Carl Yonder
Carl Yonder is a self-taught visionary surrealist who lives and works in Maryland. Growing up as a military brat, he moved frequently across the United States and internationally—an itinerant childhood that made art one of the few constants in his life. Encouraged early by his parents and teachers, he developed into an artist who learns primarily through exploration, experimentation and immersion rather than formal training.
Deeply influenced by Transcendental Meditation, sensory deprivation experiences and years of travel, Yonder’s work maps his own journey through the subconscious. His images often feel like artifacts from inner landscapes—echoes of ancient cultures, prehistorical mythologies and esoteric rituals. Though symbol-rich, he deliberately resists explaining any one meaning. For him, art should remain expansive, not boxed into a single interpretation. His goal is simple: inspire viewers to become storytellers, creating narratives that emerge from their own emotional and intuitive responses.
Yonder has exhibited extensively throughout the Mid-Atlantic region and beyond. In 2020, he received the Curator’s Choice Award from Greenpoint Gallery in Brooklyn, New York. His work has been featured in exhibitions with I Like Your Work, the Packard Group National Exhibition, the Torpedo Factory Art Centre in Virginia and the Maritime Arts Museum in Solomons, Maryland. His illustrations and paintings have appeared in group shows across Montgomery County, at the Delaplaine Arts Centre, and in multiple regional galleries.

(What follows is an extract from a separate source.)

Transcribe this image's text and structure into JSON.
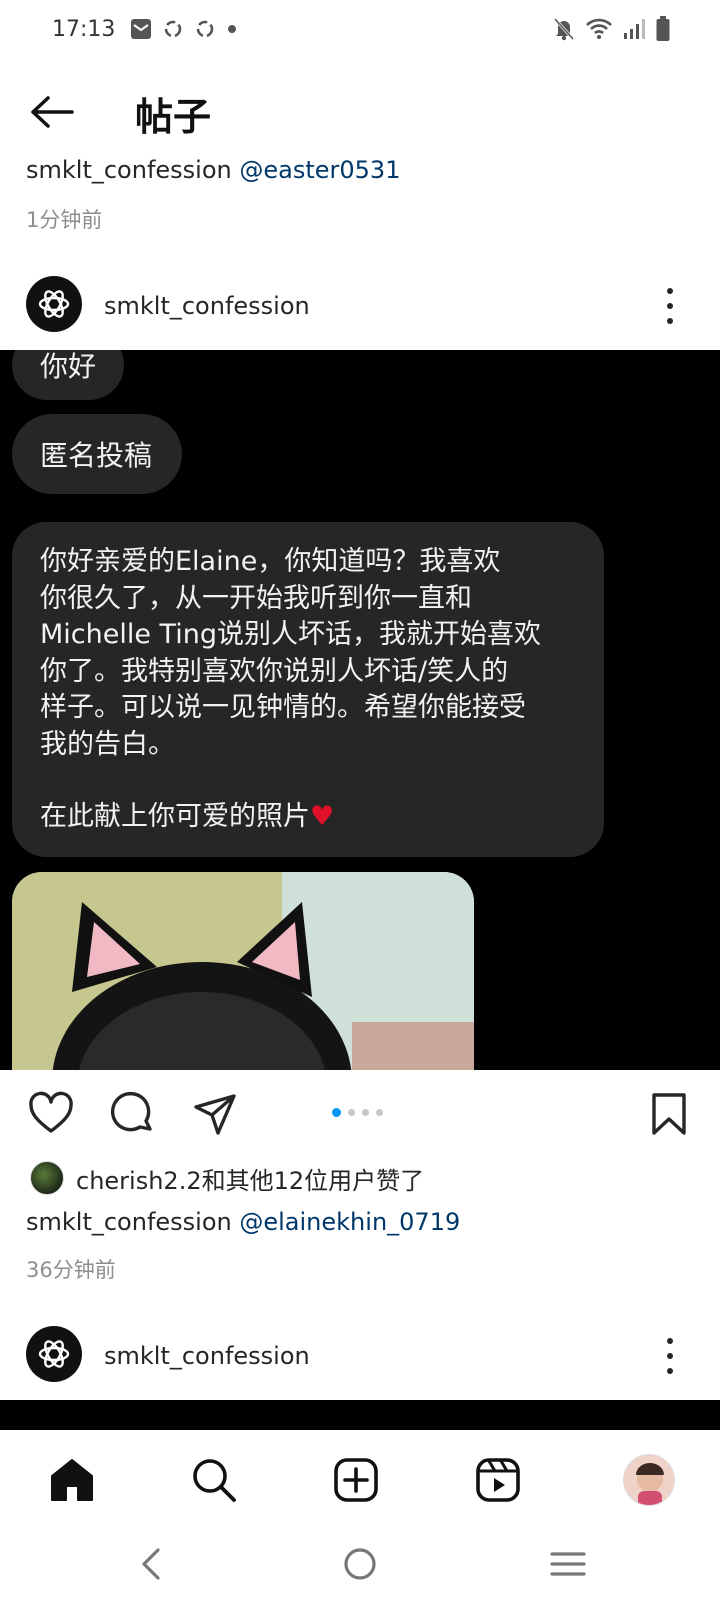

He has presented three solo exhibitions to date:
• Montgomery County, Maryland (2018)
• Greenpoint Gallery, Brooklyn (2021)
• Washington County, Maryland (2024)
His current solo exhibition, Caravan, is on view at Gallery Blue Door in Baltimore through January 2025. In early 2024, he published The Storyteller, a comprehensive book documenting several years of his artistic development.
Across all aspects of his practice, Yonder remains dedicated to making art that invites introspection, imagination and personal narrative. He builds visual worlds where viewers can pause, trust their instincts and step into their own version of the story.